To discount it or even be crude and call it a second rate browser is insulting.
FF has extentions that I wish Opera did but the funny thing is all the extentions that are in my FF are what Opera already comes with.
Opera has been my browser of choice since ver4 when you had to purchase it.
Try Opera for a week, you'll love everything it does and can do....faster than any other browser!
Opera, kinda like Navigator or Seamonkey, has it's own built-in mail and news clients that rock. Opera has a built-in IRC client, that I use constantly. Opera has BitTorrent built-in, and it's consistently by far the best-performing Torrent client I use, and I've used them ALL, which is sad. (I torrented Ubuntu 8.04 in about two hours with Opera, and that on a measly 5Mbps cable line.)
Opera pioneered tab browsing, and they still have the cleanest interface for it. They introduced Speed Dial in version 9 I believe, which is so brilliant that Firefox 3 is copying it. They have Opera Widgets, which no browser has equaled yet (I think again Firefox 3 added it). And, to top it all off, they have the best regular file download client available. It remembers your downloads like Firefox, but gives you the option to redownload, and to pause and resume downloads, even among multiple sessions. Also, great autofill for forms, usernames and passwords, my favorite of any browser actually.
Also, they were the first browser to by default save your tab locations upon close, so you could close your window, open it later and everything would be exactly as you left it. Firefox does that now, but not by default, you have to set it up that way, and the wording is confusing to new users.
I didn't really mean to take this stance when I started writing this, but I guess Opera's my favorite browser. I do wish they did plugins like Firefox, so I could add StumbleUpon, but that's it. :)

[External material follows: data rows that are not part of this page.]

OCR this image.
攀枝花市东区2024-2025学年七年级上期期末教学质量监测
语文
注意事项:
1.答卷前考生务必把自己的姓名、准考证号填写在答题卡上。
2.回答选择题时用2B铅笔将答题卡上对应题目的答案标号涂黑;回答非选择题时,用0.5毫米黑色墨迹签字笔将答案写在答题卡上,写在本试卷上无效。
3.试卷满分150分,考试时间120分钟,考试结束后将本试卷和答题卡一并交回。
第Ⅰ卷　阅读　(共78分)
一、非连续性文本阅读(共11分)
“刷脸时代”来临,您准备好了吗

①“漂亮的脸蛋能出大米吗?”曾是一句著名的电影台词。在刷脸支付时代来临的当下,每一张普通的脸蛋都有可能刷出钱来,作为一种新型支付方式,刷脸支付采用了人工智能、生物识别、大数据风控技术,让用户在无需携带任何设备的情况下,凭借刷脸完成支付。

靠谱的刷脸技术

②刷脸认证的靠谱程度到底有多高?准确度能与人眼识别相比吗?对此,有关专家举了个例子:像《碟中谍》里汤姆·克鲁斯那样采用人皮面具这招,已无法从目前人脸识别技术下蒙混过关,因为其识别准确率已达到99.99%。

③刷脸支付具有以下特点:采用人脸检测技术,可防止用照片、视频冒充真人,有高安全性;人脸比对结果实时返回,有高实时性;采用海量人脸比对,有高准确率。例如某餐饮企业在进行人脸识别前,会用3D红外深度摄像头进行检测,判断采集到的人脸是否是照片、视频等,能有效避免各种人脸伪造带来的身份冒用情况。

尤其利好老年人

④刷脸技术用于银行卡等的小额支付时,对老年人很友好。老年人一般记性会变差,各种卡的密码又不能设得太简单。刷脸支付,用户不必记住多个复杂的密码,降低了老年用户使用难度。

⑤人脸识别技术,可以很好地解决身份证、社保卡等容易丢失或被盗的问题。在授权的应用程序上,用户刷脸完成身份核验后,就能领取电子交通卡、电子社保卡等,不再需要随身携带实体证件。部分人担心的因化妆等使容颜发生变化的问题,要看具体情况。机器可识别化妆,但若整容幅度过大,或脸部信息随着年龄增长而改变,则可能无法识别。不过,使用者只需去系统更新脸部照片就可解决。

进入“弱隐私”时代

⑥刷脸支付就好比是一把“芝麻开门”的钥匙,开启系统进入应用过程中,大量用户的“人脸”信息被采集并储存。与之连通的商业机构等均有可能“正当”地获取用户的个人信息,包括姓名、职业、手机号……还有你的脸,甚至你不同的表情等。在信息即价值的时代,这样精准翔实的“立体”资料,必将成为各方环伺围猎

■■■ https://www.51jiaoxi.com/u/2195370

Please discontinue writing comments in the future, especially about "compilers", when clearly you have no idea how web langugages are implemented.
Nothing personal. :D
- by andyady March 15, 2009 1:01 AM PDT
- I have been using all of the browsers and although Safari and Firefox can be pretty fast, Safari eats as much memory as Internet Explorer and Firefox crashes on certain websites or when playing certain videos in flash. Opera is stable, fast and eats the least amount of memory.